I would say that with 4 chips you will have one extra gain stage for each chip, which would need adjustment.
The vintage DMM has one to compensate/adjust the gain of the BBD, so that the second BBD receives the same signal level. I guess here you want something like that.
The BBD itself has a gain higher than 1(in my builds at least...), meaning more BBDs produce more signal, and at some point it will distort (without gain stages or voltage dividers to reduce the gain).
The schematics don't have any information about the jumpers but my theory above about the jumpers is 100% correct.
The jumper points JP1 and JP2 bypass the extra stages which need to be connected only if you use the factory 2x MN3005 setup.
JP3 IS NEVER connected in any case at all.
If you want to use 4x MN3005, all jumper points have to be open (same as a factory 4x MN3008 setup). There is no doubt about this, but you are right that there is added gain when you use 4 chips!
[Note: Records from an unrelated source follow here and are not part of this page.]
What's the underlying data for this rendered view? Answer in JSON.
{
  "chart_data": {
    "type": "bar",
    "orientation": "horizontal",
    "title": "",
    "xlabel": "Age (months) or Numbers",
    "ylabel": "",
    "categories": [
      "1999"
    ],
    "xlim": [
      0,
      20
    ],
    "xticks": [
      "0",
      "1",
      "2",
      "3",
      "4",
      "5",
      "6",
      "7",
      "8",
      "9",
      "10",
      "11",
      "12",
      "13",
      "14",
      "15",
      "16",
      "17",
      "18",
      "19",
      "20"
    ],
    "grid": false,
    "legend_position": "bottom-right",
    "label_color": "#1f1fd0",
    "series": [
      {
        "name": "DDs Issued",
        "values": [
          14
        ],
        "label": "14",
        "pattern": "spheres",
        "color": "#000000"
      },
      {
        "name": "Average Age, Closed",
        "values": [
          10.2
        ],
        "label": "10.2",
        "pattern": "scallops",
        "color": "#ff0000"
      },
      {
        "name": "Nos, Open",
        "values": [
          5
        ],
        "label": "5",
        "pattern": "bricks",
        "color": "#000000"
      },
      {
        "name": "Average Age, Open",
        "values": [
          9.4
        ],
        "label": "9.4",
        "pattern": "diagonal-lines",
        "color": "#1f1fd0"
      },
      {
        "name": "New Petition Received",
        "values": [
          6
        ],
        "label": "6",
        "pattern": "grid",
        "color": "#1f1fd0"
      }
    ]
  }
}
Trimpot 3 (negative feedback loop of U3A) sets the gain for the second pair of BBD's (U5 and U6). I have it at the lowest setting in my case and this works out. That way the opamp U3A has no added gain at that stage (because you don't want the gain with 4x MN3005's).
What I did find out is that by adding these extra BBD stages (with 4x MN3008), like you say the gain goes up indeed, but there is enough headroom in the BBD's to take that signal).
I actually found a fix by lowering the gain of the NON-inverting opamp before the compander, I got rid of the clipping now. This opamp is set with a gain of 2 stock, it seems just a little bit too much. Still some further testing and calibration is needed now.